Load the the Linaro-forge 24.0 suite

$ module load PDC
$ module load linaro/24.0

To prepare code for MAP or DDT, just compile with debugging enabled

$ ftn -g sourcecode.f90 -o prog.ex

The binary prog.ex is now instrumented for Linaro MAP (and DDT). In order to run you must prepend the srun command in your bash script or interactive run with map --profile. Here is a simple script: The run will generate an additional file next to the normal output of the mapped application, namely: p

_.map You can open the map file in Linaro-forge GUI. (you must have x11-forwarding enabled in your logged in session)

Running example for map

We will here demonstrate an example from the official documentation that has been lightly profiled and optimized by us

$ mkdir forge-test
$ cd forge-test
$ cp -r /pdc/software/23.12/other/linaro-forge/24.0/examples/wave_demo_TKL .

This example implements the concurrent wave equation. A vibrating string is decomposed into points and distributed to the processors who update local slices of the string. End points of each slice is communicated to the neighbors between iterations. There are three fortran source codes

$ wave_modified0.f90
$ wave_modified1.f90
$ wave_modified2.f90

where 0 indicates original example and 1,2 are updates where identified bottlenecks have been handled.

Light profiling of original code to identify bottlenecks

$ ftn -g examples/wave_modified0.f90 -o wave_mod0.ex

Submit a job of a binary compiled from wave_modified0.f90. When finished, open the resulting .map file in the gui $ map wave_mod0_64p_1n_2021-11-30_01-58.map

Here we see that total run time is 79s and 99.9% of the time is spent in the subroutine update(). Clicking this field gives us a detailed view of where this time is spent.

The 46.6% post is not so much to do about in terms of rearranging operations. But two others can easily be modified: a. Line 345 can be moved outside the do loop. (8.8% of the time) b. Line 356-357 are better to turn into vector operations. (13.2% and 3% of the time) In wave_modified1.f90 these parts have been modified. Let's compile this file and run the binary.

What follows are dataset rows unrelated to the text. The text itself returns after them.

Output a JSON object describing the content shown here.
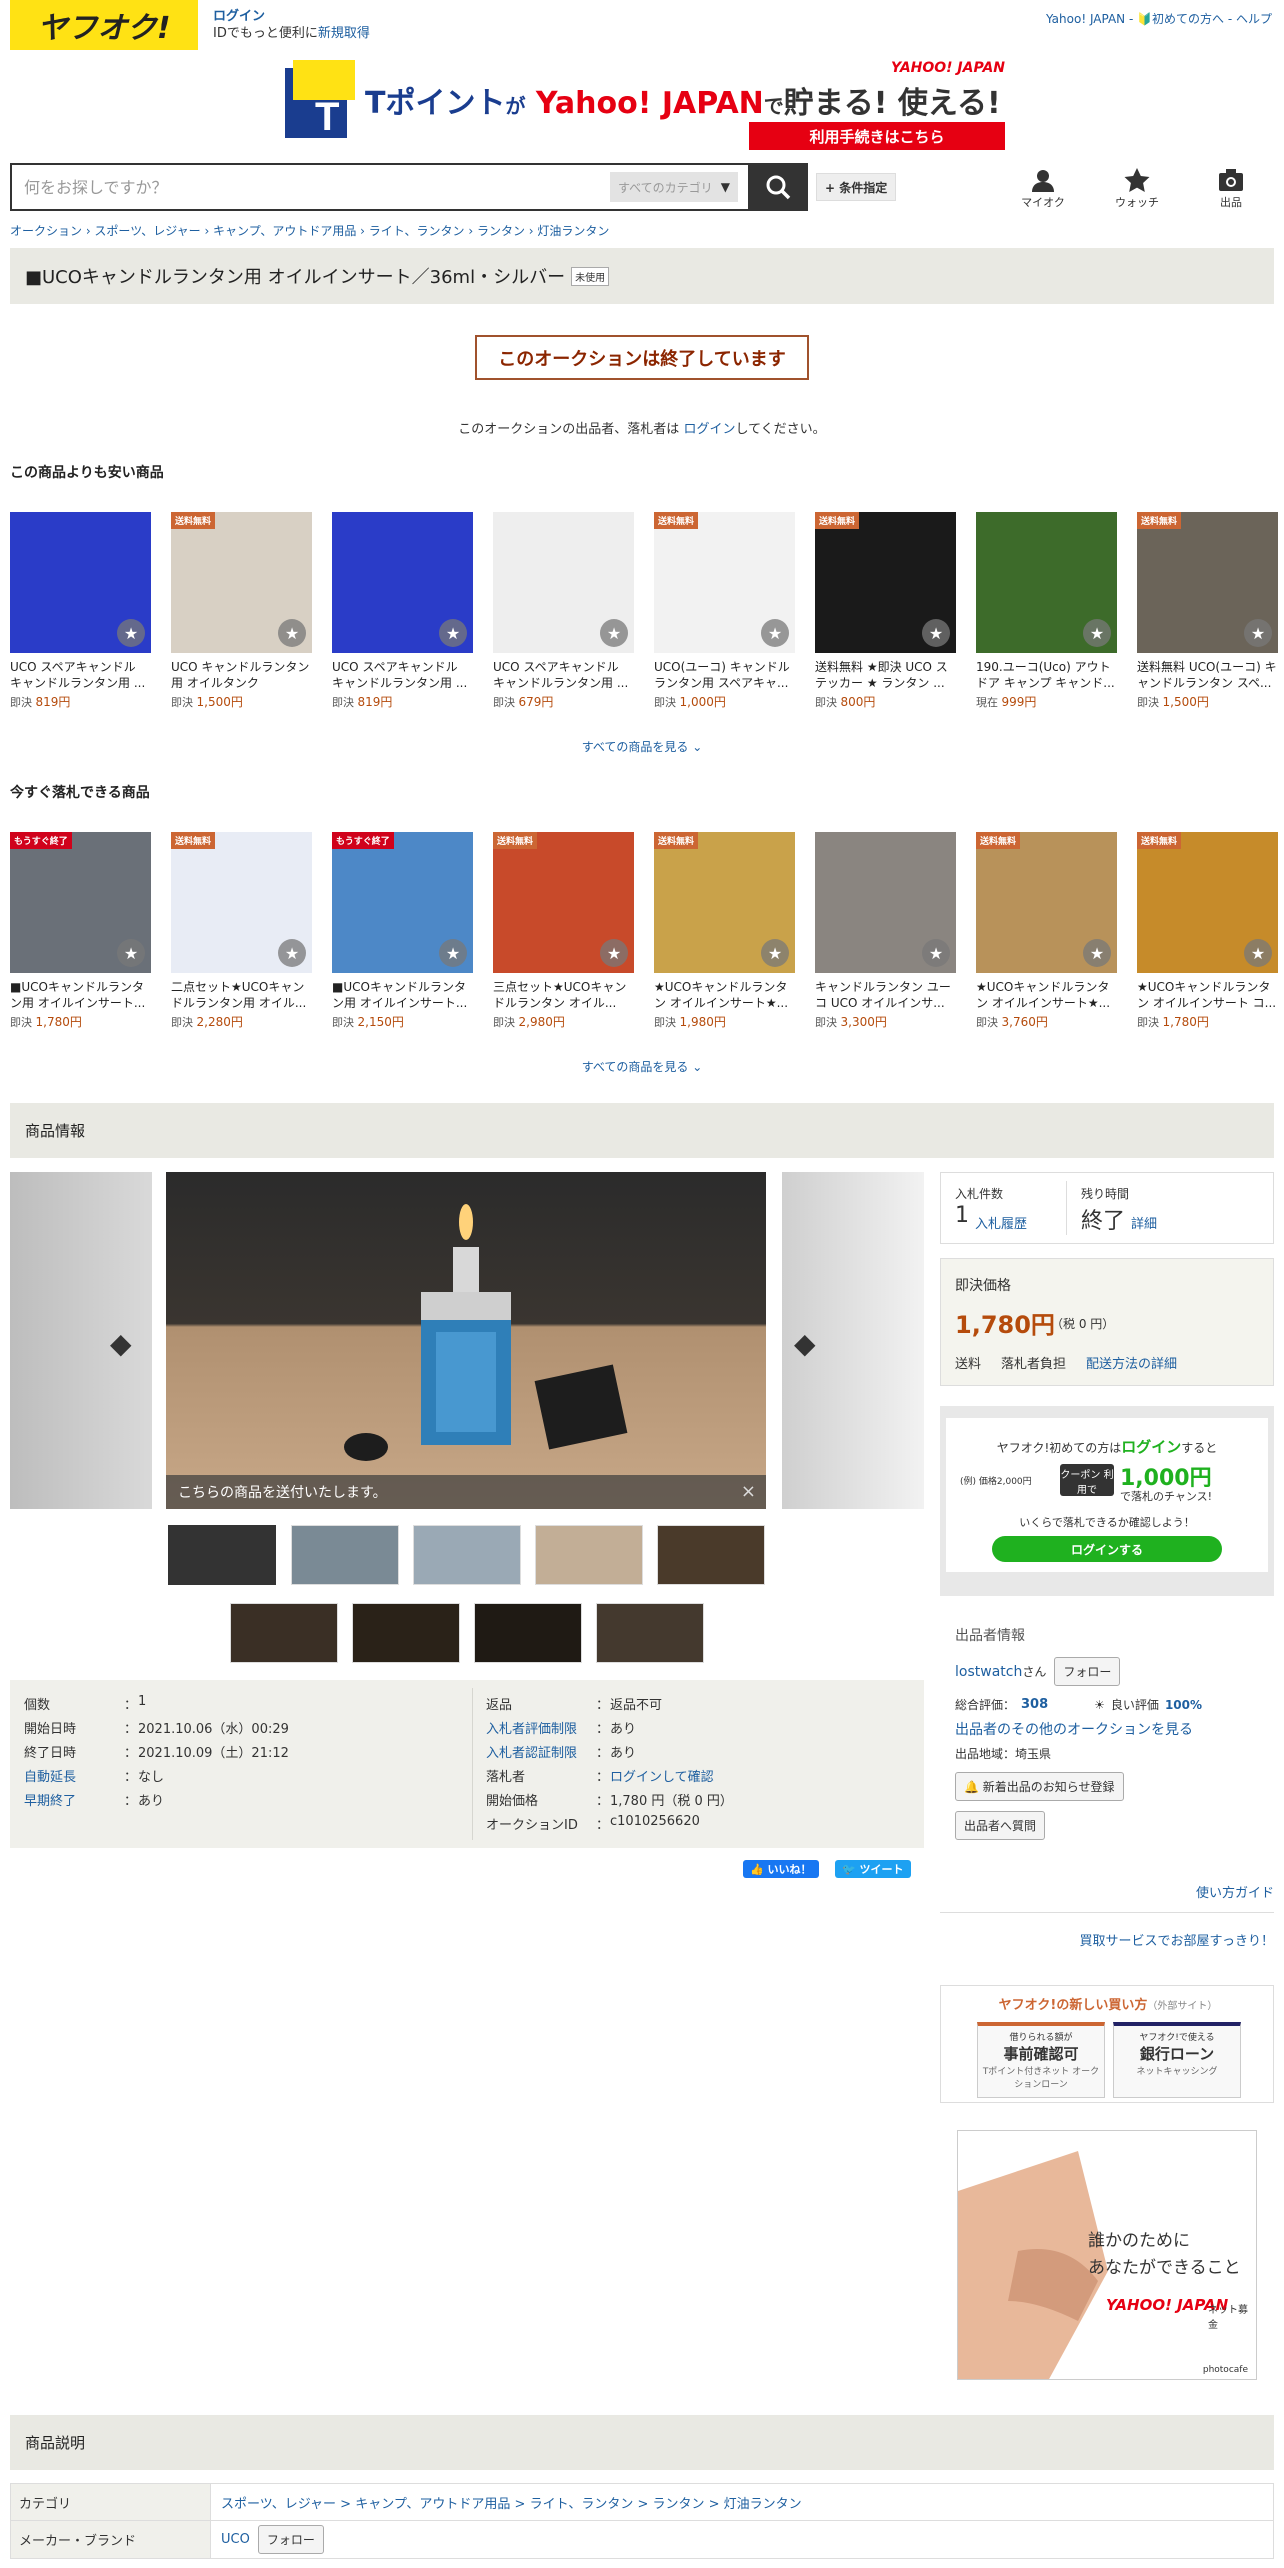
{
  "header": {
    "logo": "ヤフオク!",
    "login": "ログイン",
    "login_sub": "IDでもっと便利に",
    "signup": "新規取得",
    "right_links": "Yahoo! JAPAN - 🔰初めての方へ - ヘルプ"
  },
  "banner": {
    "brand": "Tポイント",
    "text1": "が",
    "text2": "Yahoo! JAPAN",
    "text3": "で",
    "text4": "貯まる! 使える!",
    "yahoo_logo": "YAHOO! JAPAN",
    "cta": "利用手続きはこちら"
  },
  "search": {
    "placeholder": "何をお探しですか？",
    "category": "すべてのカテゴリ",
    "conditions": "+ 条件指定"
  },
  "header_icons": [
    {
      "label": "マイオク",
      "icon": "person-icon"
    },
    {
      "label": "ウォッチ",
      "icon": "star-icon"
    },
    {
      "label": "出品",
      "icon": "camera-icon"
    }
  ],
  "breadcrumb": "オークション › スポーツ、レジャー › キャンプ、アウトドア用品 › ライト、ランタン › ランタン › 灯油ランタン",
  "title": {
    "text": "■UCOキャンドルランタン用 オイルインサート／36ml・シルバー",
    "tag": "未使用"
  },
  "ended": {
    "notice": "このオークションは終了しています",
    "note_pre": "このオークションの出品者、落札者は ",
    "note_link": "ログイン",
    "note_post": "してください。"
  },
  "cheaper": {
    "heading": "この商品よりも安い商品",
    "see_all": "すべての商品を見る",
    "items": [
      {
        "name": "UCO スペアキャンドル キャンドルランタン用 ...",
        "label": "即決",
        "price": "819円",
        "badge": ""
      },
      {
        "name": "UCO キャンドルランタン 用 オイルタンク",
        "label": "即決",
        "price": "1,500円",
        "badge": "送料無料"
      },
      {
        "name": "UCO スペアキャンドル キャンドルランタン用 ...",
        "label": "即決",
        "price": "819円",
        "badge": ""
      },
      {
        "name": "UCO スペアキャンドル キャンドルランタン用 ...",
        "label": "即決",
        "price": "679円",
        "badge": ""
      },
      {
        "name": "UCO(ユーコ) キャンドル ランタン用 スペアキャ...",
        "label": "即決",
        "price": "1,000円",
        "badge": "送料無料"
      },
      {
        "name": "送料無料 ★即決 UCO ス テッカー ★ ランタン ...",
        "label": "即決",
        "price": "800円",
        "badge": "送料無料"
      },
      {
        "name": "190.ユーコ(Uco) アウト ドア キャンプ キャンド...",
        "label": "現在",
        "price": "999円",
        "badge": ""
      },
      {
        "name": "送料無料 UCO(ユーコ) キ ャンドルランタン スペ...",
        "label": "即決",
        "price": "1,500円",
        "badge": "送料無料"
      }
    ]
  },
  "buynow": {
    "heading": "今すぐ落札できる商品",
    "see_all": "すべての商品を見る",
    "items": [
      {
        "name": "■UCOキャンドルランタ ン用 オイルインサート...",
        "label": "即決",
        "price": "1,780円",
        "badge": "もうすぐ終了"
      },
      {
        "name": "二点セット★UCOキャン ドルランタン用 オイル...",
        "label": "即決",
        "price": "2,280円",
        "badge": "送料無料"
      },
      {
        "name": "■UCOキャンドルランタ ン用 オイルインサート...",
        "label": "即決",
        "price": "2,150円",
        "badge": "もうすぐ終了"
      },
      {
        "name": "三点セット★UCOキャン ドルランタン オイル...",
        "label": "即決",
        "price": "2,980円",
        "badge": "送料無料"
      },
      {
        "name": "★UCOキャンドルランタ ン オイルインサート★...",
        "label": "即決",
        "price": "1,980円",
        "badge": "送料無料"
      },
      {
        "name": "キャンドルランタン ユー コ UCO オイルインサ...",
        "label": "即決",
        "price": "3,300円",
        "badge": ""
      },
      {
        "name": "★UCOキャンドルランタ ン オイルインサート★...",
        "label": "即決",
        "price": "3,760円",
        "badge": "送料無料"
      },
      {
        "name": "★UCOキャンドルランタ ン オイルインサート コ...",
        "label": "即決",
        "price": "1,780円",
        "badge": "送料無料"
      }
    ]
  },
  "item_info": {
    "heading": "商品情報",
    "caption": "こちらの商品を送付いたします。"
  },
  "details_left": [
    {
      "k": "個数",
      "v": "1",
      "link": false
    },
    {
      "k": "開始日時",
      "v": "2021.10.06（水）00:29",
      "link": false
    },
    {
      "k": "終了日時",
      "v": "2021.10.09（土）21:12",
      "link": false
    },
    {
      "k": "自動延長",
      "v": "なし",
      "link": true
    },
    {
      "k": "早期終了",
      "v": "あり",
      "link": true
    }
  ],
  "details_right": [
    {
      "k": "返品",
      "v": "返品不可",
      "link": false,
      "vlink": false
    },
    {
      "k": "入札者評価制限",
      "v": "あり",
      "link": true,
      "vlink": false
    },
    {
      "k": "入札者認証制限",
      "v": "あり",
      "link": true,
      "vlink": false
    },
    {
      "k": "落札者",
      "v": "ログインして確認",
      "link": false,
      "vlink": true
    },
    {
      "k": "開始価格",
      "v": "1,780 円（税 0 円）",
      "link": false,
      "vlink": false
    },
    {
      "k": "オークションID",
      "v": "c1010256620",
      "link": false,
      "vlink": false
    }
  ],
  "social": {
    "like": "いいね！",
    "tweet": "ツイート"
  },
  "bid": {
    "count_label": "入札件数",
    "count": "1",
    "history": "入札履歴",
    "time_label": "残り時間",
    "time": "終了",
    "detail": "詳細"
  },
  "price": {
    "label": "即決価格",
    "value": "1,780円",
    "tax": "（税 0 円）",
    "ship_label": "送料",
    "ship_value": "落札者負担",
    "ship_link": "配送方法の詳細"
  },
  "ad1": {
    "line1": "ヤフオク!初めての方は",
    "login": "ログイン",
    "line1b": "すると",
    "ex": "(例) 価格2,000円",
    "coupon": "クーポン 利用で",
    "amount": "1,000円",
    "tail": "で落札のチャンス!",
    "line3": "いくらで落札できるか確認しよう！",
    "button": "ログインする"
  },
  "seller": {
    "heading": "出品者情報",
    "name": "lostwatch",
    "san": "さん",
    "follow": "フォロー",
    "total_label": "総合評価：",
    "total": "308",
    "good_label": "良い評価",
    "good": "100%",
    "other": "出品者のその他のオークションを見る",
    "region": "出品地域：埼玉県",
    "notify": "新着出品のお知らせ登録",
    "ask": "出品者へ質問"
  },
  "guide": "使い方ガイド",
  "buyback": "買取サービスでお部屋すっきり！",
  "newbuy": {
    "title": "ヤフオク!の新しい買い方",
    "ext": "（外部サイト）",
    "b1a": "借りられる額が",
    "b1b": "事前確認可",
    "b1c": "Tポイント付きネット オークションローン",
    "b2a": "ヤフオク!で使える",
    "b2b": "銀行ローン",
    "b2c": "ネットキャッシング"
  },
  "ad2": {
    "line1": "誰かのために",
    "line2": "あなたができること",
    "logo": "YAHOO! JAPAN",
    "tag": "ネット募金",
    "credit": "photocafe"
  },
  "desc": {
    "heading": "商品説明",
    "rows": [
      {
        "k": "カテゴリ",
        "v": "スポーツ、レジャー > キャンプ、アウトドア用品 > ライト、ランタン > ランタン > 灯油ランタン"
      },
      {
        "k": "メーカー・ブランド",
        "v": "UCO",
        "follow": "フォロー"
      }
    ]
  },
  "colors": {
    "accent": "#1e5fa0",
    "price": "#b54b0c",
    "green": "#1fb11f",
    "logo_bg": "#ffe214"
  }
}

The total time is now 38s. Interestingly, the slowest part went from 36.8s (46.6%) to 16.3s (43.0%) without seemingly touching it. However, note that we eliminated the if-else statement that previously was done at each iteration of the inner do loop. Note also for previous line 345 and 356: a. Below 0.1% execution time now. b. Went from 10.4s (13.2%) and 2.4s (3%) to 3.0s (8%) and 3.0s (8%). The last part is now slower than the previous due to memory access - in the original code line 357 benefitted from line 356 where data had already been fetched. Overall performance is however still faster now. Now we turn to the next posts - (15.7%) on line 338 and (14.3%) line 331. These are places where the processes are waiting to receive (MPI_recv) for the endpoints from their neighbors. However, one may observe that the bulk of time in line 349 in the original code can actually be performed immediately - all points except the end points. We separate these from the loop and use non-blocking MPI_Isend to match the moved MPI_Recv.

Now we see that the waiting time for the processes were reduced to (8%) while the total time is now 37s. In absolute terms, no big difference but this last step still illustrates how one can use non-blocking routines to fine-tune design.